Das Spektrum an Krankheitsbildern war vielfältig. Eher harmlos erschienen mir Fälle von Kindern, die durch falsche Erziehung das Wort Nein nie gelernt hatten, einfache Alltagsregeln nicht akzeptieren wollten und so sozial auffällig wurden. Diese Kinder betreute man in amikaler Familienatmosphäre in einem eigenen kleinen Mikrokosmos. Das habe ich gerne übernommen, und selbst als Praktikant sah ich mich immer als ein kleines, funktionierendes Steinchen in einem großen Mosaik. Ich hatte die verantwortungsvolle Aufgabe, die Psychologen und Therapeuten auf ihrem oft langen Weg mit den Patienten in Richtung Genesung zu begleiten. Eine gute Beobachtungsgabe und Offenheit waren die wichtigsten Aspekte bei der täglichen Teamarbeit.
Ich erinnere mich auch gut an weniger harmlose, ja gefährliche Situationen und Konfrontationen mit Insassen, die kompliziertere Krankenakten vorzuweisen hatten. Das war nicht immer ungefährlich für das Personal.
Da gab es zum Beispiel einen jungen Mann, der unter einer starken manisch-depressiven Störung litt und eine langwierige Lithium-Therapie absolvierte.
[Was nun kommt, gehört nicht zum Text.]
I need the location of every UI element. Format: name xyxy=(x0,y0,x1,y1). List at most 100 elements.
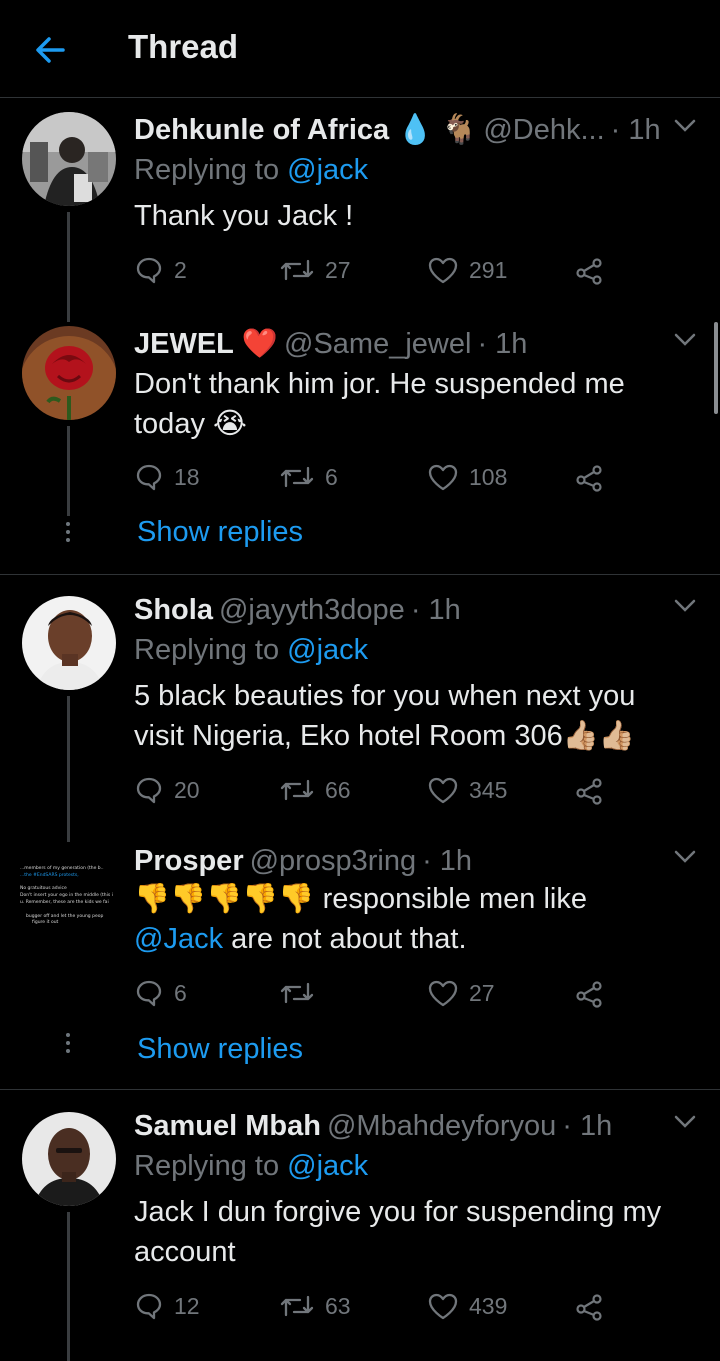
reply-icon xyxy=(136,464,162,491)
author-handle[interactable]: @Same_jewel xyxy=(284,328,471,361)
avatar-text-line: bugger off and let the young peop xyxy=(26,913,103,919)
tweet-text: Don't thank him jor. He suspended me tod… xyxy=(134,364,700,444)
author-name[interactable]: Shola xyxy=(134,594,213,627)
like-count: 27 xyxy=(469,979,495,1006)
tweet-header: Shola @jayyth3dope · 1h xyxy=(134,592,461,628)
timestamp: · 1h xyxy=(562,1109,613,1142)
author-name[interactable]: Samuel Mbah xyxy=(134,1110,321,1143)
chevron-down-icon[interactable] xyxy=(672,596,698,614)
share-button[interactable] xyxy=(574,973,616,1013)
reply-button[interactable]: 6 xyxy=(134,973,187,1013)
replying-label: Replying to xyxy=(134,1150,280,1182)
retweet-button[interactable] xyxy=(279,973,325,1013)
thread-line xyxy=(67,1212,70,1361)
reply-button[interactable]: 2 xyxy=(134,250,187,290)
retweet-button[interactable]: 6 xyxy=(279,457,338,497)
author-handle[interactable]: @jayyth3dope xyxy=(219,594,405,627)
chevron-down-icon[interactable] xyxy=(672,116,698,134)
reply-count: 6 xyxy=(174,979,187,1006)
avatar[interactable] xyxy=(22,112,116,206)
avatar-text-line: u. Remember, these are the kids we fai xyxy=(20,899,109,905)
tweet-item[interactable]: Samuel Mbah @Mbahdeyforyou · 1h Replying… xyxy=(0,1108,720,1361)
tweet-item[interactable]: JEWEL ❤️ @Same_jewel · 1h Don't thank hi… xyxy=(0,326,720,570)
tweet-actions: 18 6 108 xyxy=(134,457,654,497)
replying-to: Replying to @jack xyxy=(134,154,368,187)
author-name[interactable]: JEWEL xyxy=(134,328,234,361)
tweet-header: Prosper @prosp3ring · 1h xyxy=(134,843,472,879)
heart-icon xyxy=(428,257,458,284)
retweet-count: 27 xyxy=(325,256,351,283)
retweet-icon xyxy=(280,466,314,488)
reply-button[interactable]: 12 xyxy=(134,1286,200,1326)
share-button[interactable] xyxy=(574,770,616,810)
timestamp: · 1h xyxy=(477,327,528,360)
tweet-item[interactable]: ...members of my generation (the b.. ...… xyxy=(0,843,720,1083)
goat-emoji: 🐐 xyxy=(441,114,478,146)
like-count: 108 xyxy=(469,463,508,490)
tweet-text-line: @Jack are not about that. xyxy=(134,919,700,959)
tweet-item[interactable]: Dehkunle of Africa 💧 🐐 @Dehk... · 1h Rep… xyxy=(0,112,720,322)
share-button[interactable] xyxy=(574,1286,616,1326)
heart-emoji: ❤️ xyxy=(241,328,279,360)
chevron-down-icon[interactable] xyxy=(672,330,698,348)
reply-button[interactable]: 20 xyxy=(134,770,200,810)
like-count: 439 xyxy=(469,1292,508,1319)
back-arrow-icon[interactable] xyxy=(30,30,70,70)
tweet-text-line: account xyxy=(134,1236,236,1268)
tweet-item[interactable]: Shola @jayyth3dope · 1h Replying to @jac… xyxy=(0,592,720,842)
show-replies-link[interactable]: Show replies xyxy=(137,1033,303,1066)
like-count: 345 xyxy=(469,776,508,803)
reply-icon xyxy=(136,777,162,804)
replying-to: Replying to @jack xyxy=(134,1150,368,1183)
avatar[interactable] xyxy=(22,596,116,690)
tweet-text-line: Jack I dun forgive you for suspending my xyxy=(134,1196,662,1228)
share-button[interactable] xyxy=(574,250,616,290)
tweet-text-line: today 😭 xyxy=(134,408,247,440)
chevron-down-icon[interactable] xyxy=(672,1112,698,1130)
chevron-down-icon[interactable] xyxy=(672,847,698,865)
avatar-text-line: figure it out xyxy=(32,919,59,925)
thread-line xyxy=(67,426,70,516)
tweet-header: JEWEL ❤️ @Same_jewel · 1h xyxy=(134,326,527,362)
page-title: Thread xyxy=(128,28,239,65)
reply-count: 18 xyxy=(174,463,200,490)
avatar[interactable]: ...members of my generation (the b.. ...… xyxy=(18,843,118,937)
tweet-text-line: 5 black beauties for you when next you xyxy=(134,680,636,712)
retweet-button[interactable]: 63 xyxy=(279,1286,351,1326)
show-replies-link[interactable]: Show replies xyxy=(137,516,303,549)
avatar[interactable] xyxy=(22,326,116,420)
share-button[interactable] xyxy=(574,457,616,497)
author-name[interactable]: Dehkunle of Africa xyxy=(134,114,389,147)
thread-line xyxy=(67,696,70,842)
mention-link[interactable]: @jack xyxy=(287,634,368,666)
tweet-text: Thank you Jack ! xyxy=(134,200,354,232)
reply-button[interactable]: 18 xyxy=(134,457,200,497)
tweet-text: 5 black beauties for you when next you v… xyxy=(134,676,700,756)
like-button[interactable]: 108 xyxy=(427,457,507,497)
mention-link[interactable]: @jack xyxy=(287,1150,368,1182)
avatar-text-line: Don't insert your ego in the middle (thi… xyxy=(20,892,113,898)
like-button[interactable]: 345 xyxy=(427,770,507,810)
retweet-icon xyxy=(280,259,314,281)
mention-link[interactable]: @Jack xyxy=(134,923,223,955)
heart-icon xyxy=(428,464,458,491)
like-button[interactable]: 439 xyxy=(427,1286,507,1326)
author-handle[interactable]: @prosp3ring xyxy=(250,845,416,878)
tweet-header: Samuel Mbah @Mbahdeyforyou · 1h xyxy=(134,1108,612,1144)
tweet-actions: 12 63 439 xyxy=(134,1286,654,1326)
reply-icon xyxy=(136,257,162,284)
retweet-count: 66 xyxy=(325,776,351,803)
retweet-button[interactable]: 27 xyxy=(279,250,351,290)
thread-line xyxy=(67,212,70,322)
like-button[interactable]: 27 xyxy=(427,973,495,1013)
tweet-actions: 20 66 345 xyxy=(134,770,654,810)
avatar[interactable] xyxy=(22,1112,116,1206)
mention-link[interactable]: @jack xyxy=(287,154,368,186)
like-button[interactable]: 291 xyxy=(427,250,507,290)
author-handle[interactable]: @Dehk... xyxy=(483,114,604,147)
avatar-text-line: ...the #EndSARS protests, xyxy=(20,872,79,878)
share-icon xyxy=(576,465,602,492)
author-name[interactable]: Prosper xyxy=(134,845,244,878)
retweet-button[interactable]: 66 xyxy=(279,770,351,810)
author-handle[interactable]: @Mbahdeyforyou xyxy=(327,1110,556,1143)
Er randalierte häufig und es kam immer wieder zu körperlichen Angriffen auf das Personal. Für mich war das erschreckend und ungewohnt, lehne ich doch jegliche Form von Gewalt ab. Manchmal wähnte ich mich in einem schlechten Horrorfilm, wenn Patienten wie dieser junge Mann plötzlich in einer Phase ihres Leidens übermenschliche körperliche Kräfte entwickelten, keine Kontrolle mehr über ihre Handlungen hatten und ich einem solchen armen, aggressiven Wesen direkt gegenüberstand. Mit der Zeit lernte ich auch diese Situationen in den Griff zu bekommen.
Vergewaltigung, Missbrauch, schwere Traumata aus der Kindheit – jeder uns Anvertraute hatte eine schlimme Geschichte, die sich oft lange nicht zeigte. Vor allem dann nicht, wenn ich mit den Betroffenen ganz friedlich bastelte, musizierte oder mit ihnen zum Einkaufen in der Stadt unterwegs war. Da waren es ganz normale junge Menschen, unauffällig, liebenswert und zutraulich. Doch wir Betreuer durften nie vergessen, warum diese Personen in psychiatrischer Obhut waren.